Лицо Барни снова обрело румянец.
— Эй, Ландсманн, а мы с тобой молодцы! И как же мы с тобой заметем следы?
— У меня при себе традиционное орудие.
— Ты же не куришь!
— Нет, конечно, но иногда хожу на свидание с недостаточно просвещенными юными леди, которые дымят.
Из внутреннего кармана пиджака он извлек серебряный портсигар. Достав тонкую, длинную сигарету, он зажег ее такой же серебряной зажигалкой. На обоих предметах была монограмма — или клеймо.
— Вот это штучка! Бен, дай-ка посмотреть!
Тот протянул ему портсигар. На крышке было тиснение в виде круглого вензеля с серебряной литерой «А» на бронзовом фоне.
— А что это?
— А, это вещь моего отца. Он служил офицером в Третьей армии Паттона.
— Круто! — зацокал языком Барни, — Мой отец служил на Тихом океане и ничего подобного не привез. А что твой отец…
— Ладно, пошли, — перебил Беннет, — пора завтракать. Давай выжги наши инициалы, и пойдем отсюда.
Он протянул Барни сигарету. Тот быстро пробежал глазами список в поисках Лориной оценки.
Ее инициалов не было. Точнее сказать — их не было среди оставшихся нетронутыми. Следовательно, она или выполнила работу блестяще, или провалилась.
— И какой же у тебя результат по биохимии?
— Неплохой.
— Перестань, неужели мы будем друг от друга таиться? В конце концов, я же твой будущий муж!
— Кстати, Палмер, позволь тебе напомнить, что я еще не давала официального согласия.
— Ладно-ладно, доктор. Сдаюсь! Скажи-ка лучше, что ты делаешь в День благодарения?
— Занимаюсь, что же еще?
— Ну, это понятно. Но какая-то передышка тебе тоже нужна! Даже смертникам в тюрьме в День благодарения разрешается есть индейку.

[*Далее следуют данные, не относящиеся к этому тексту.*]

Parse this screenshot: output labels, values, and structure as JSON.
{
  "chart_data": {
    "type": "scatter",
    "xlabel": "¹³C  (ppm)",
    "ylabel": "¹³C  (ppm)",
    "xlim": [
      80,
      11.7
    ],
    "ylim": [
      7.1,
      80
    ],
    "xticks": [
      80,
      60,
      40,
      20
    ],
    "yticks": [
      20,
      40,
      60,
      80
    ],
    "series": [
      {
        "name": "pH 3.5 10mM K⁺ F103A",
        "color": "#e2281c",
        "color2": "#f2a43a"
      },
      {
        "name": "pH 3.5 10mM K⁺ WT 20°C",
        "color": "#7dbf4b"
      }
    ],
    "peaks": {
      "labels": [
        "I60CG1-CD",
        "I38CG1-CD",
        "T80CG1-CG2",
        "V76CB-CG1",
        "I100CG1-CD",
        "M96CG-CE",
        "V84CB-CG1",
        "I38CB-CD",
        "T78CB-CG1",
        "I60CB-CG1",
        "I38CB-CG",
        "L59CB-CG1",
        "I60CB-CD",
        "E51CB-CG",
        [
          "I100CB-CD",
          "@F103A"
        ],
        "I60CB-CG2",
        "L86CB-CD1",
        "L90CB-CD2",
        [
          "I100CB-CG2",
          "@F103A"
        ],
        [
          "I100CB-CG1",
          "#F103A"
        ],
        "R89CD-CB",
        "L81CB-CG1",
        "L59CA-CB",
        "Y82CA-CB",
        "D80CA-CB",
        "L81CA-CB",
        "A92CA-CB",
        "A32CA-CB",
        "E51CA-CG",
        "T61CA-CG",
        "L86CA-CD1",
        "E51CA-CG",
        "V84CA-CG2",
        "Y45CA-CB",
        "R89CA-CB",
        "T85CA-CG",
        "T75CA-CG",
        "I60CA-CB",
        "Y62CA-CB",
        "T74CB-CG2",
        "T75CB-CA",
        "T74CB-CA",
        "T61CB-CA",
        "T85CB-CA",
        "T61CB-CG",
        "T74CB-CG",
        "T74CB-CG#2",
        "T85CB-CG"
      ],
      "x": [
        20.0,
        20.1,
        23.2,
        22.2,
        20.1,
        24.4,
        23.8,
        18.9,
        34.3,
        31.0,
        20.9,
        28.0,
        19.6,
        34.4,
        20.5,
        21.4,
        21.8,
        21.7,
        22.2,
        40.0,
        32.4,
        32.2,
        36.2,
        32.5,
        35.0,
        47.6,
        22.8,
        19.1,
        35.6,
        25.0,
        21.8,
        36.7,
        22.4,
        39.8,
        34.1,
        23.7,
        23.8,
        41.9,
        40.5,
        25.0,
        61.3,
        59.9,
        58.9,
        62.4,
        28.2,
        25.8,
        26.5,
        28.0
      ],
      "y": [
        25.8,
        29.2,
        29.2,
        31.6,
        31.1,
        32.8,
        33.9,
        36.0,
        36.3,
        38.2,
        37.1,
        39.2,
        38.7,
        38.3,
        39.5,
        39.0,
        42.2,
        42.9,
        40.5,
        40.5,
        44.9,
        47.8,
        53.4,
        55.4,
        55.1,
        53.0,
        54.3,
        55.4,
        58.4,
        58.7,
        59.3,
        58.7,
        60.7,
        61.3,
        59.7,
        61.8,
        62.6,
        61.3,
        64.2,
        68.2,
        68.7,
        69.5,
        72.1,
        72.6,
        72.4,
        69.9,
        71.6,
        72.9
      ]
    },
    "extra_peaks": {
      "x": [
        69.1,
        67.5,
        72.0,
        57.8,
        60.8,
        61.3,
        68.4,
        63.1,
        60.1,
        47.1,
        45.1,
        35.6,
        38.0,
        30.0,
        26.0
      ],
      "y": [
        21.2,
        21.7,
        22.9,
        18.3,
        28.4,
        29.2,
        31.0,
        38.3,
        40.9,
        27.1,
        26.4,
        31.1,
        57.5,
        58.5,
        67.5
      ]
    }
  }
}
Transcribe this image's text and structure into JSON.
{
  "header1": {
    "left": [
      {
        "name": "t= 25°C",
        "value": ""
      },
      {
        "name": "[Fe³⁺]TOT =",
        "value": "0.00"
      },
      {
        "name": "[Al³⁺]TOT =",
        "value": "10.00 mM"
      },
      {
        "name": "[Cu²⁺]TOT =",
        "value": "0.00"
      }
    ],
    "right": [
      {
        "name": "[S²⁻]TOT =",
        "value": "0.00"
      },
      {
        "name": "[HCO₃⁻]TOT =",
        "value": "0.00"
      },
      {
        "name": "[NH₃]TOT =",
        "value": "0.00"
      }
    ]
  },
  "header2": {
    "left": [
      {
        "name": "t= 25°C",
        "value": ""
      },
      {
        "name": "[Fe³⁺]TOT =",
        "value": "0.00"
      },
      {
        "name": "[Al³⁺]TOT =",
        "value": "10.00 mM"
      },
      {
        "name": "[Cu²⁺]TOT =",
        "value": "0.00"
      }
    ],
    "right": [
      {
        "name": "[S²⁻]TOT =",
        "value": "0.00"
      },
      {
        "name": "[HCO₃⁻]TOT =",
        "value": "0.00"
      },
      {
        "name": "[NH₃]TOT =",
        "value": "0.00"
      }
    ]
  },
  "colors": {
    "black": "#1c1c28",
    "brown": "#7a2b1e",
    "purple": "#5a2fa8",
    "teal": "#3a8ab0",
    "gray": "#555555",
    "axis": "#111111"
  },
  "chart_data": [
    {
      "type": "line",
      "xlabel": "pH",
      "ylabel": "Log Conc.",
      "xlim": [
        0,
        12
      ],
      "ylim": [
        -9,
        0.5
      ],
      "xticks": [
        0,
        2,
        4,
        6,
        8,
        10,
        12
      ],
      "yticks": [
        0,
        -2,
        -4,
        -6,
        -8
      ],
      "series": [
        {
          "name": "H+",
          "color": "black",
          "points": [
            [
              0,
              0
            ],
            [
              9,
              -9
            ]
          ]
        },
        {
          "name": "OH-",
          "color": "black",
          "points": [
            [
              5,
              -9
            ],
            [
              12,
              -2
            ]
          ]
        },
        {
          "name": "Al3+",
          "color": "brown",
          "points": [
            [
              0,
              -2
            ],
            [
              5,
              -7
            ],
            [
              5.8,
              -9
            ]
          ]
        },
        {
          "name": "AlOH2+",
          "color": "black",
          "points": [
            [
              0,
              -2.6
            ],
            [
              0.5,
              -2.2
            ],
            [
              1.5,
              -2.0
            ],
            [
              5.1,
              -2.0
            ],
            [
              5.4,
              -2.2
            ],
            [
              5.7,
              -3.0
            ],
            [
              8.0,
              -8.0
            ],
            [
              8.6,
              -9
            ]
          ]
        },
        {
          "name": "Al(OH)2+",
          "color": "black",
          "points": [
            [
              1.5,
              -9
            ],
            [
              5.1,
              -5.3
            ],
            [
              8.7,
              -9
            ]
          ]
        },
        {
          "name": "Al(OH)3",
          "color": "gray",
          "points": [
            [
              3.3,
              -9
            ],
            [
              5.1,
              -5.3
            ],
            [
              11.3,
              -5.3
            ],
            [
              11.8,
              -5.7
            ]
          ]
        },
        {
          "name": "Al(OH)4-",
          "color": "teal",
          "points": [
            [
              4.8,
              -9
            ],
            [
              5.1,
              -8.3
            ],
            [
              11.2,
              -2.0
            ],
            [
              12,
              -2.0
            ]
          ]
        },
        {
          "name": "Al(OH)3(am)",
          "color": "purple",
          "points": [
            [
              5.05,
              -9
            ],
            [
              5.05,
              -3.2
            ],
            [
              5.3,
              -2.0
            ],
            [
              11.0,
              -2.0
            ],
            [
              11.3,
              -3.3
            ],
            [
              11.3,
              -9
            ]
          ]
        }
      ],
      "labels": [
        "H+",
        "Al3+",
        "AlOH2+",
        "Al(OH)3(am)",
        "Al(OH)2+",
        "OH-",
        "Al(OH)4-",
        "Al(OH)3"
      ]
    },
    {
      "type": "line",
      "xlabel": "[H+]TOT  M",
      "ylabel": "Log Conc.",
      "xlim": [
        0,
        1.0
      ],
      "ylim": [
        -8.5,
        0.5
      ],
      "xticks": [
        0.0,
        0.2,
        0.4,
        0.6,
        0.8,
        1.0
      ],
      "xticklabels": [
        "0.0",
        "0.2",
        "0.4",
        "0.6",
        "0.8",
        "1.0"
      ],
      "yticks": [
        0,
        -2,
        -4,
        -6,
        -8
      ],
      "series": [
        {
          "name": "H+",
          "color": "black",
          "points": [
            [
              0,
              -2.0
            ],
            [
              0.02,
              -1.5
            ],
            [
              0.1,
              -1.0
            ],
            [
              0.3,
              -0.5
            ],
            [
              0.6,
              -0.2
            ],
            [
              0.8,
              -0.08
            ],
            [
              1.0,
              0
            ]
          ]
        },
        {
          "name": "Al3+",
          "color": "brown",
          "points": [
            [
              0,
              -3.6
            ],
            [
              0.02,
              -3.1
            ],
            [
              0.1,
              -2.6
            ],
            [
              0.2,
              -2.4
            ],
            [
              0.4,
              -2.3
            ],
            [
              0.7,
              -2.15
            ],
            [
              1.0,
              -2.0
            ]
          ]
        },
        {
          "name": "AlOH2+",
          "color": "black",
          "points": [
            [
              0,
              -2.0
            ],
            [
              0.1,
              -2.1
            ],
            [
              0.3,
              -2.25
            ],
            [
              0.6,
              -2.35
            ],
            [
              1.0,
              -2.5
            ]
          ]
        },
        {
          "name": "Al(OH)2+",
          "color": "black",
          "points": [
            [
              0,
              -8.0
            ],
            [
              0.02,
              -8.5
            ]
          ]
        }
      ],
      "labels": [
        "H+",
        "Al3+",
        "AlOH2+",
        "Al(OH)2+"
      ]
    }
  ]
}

— Вообще-то, — сказала Лора, — мы с Барни и еще кое-кто из наших однокурсников думали организовать в столовой общий стол и сделать вид, что мы одна семья. Но в последний момент кое-кто отказался.
— И кто именно?
— Ну, Беннет летит домой в Кливленд, чтобы день или два провести со своими…
— Как экстравагантно! Он, по-видимому, не бедствует.
Лора кивнула:
— Похоже на то, если судить по его гардеробу. А потом и Ливингстон отпал.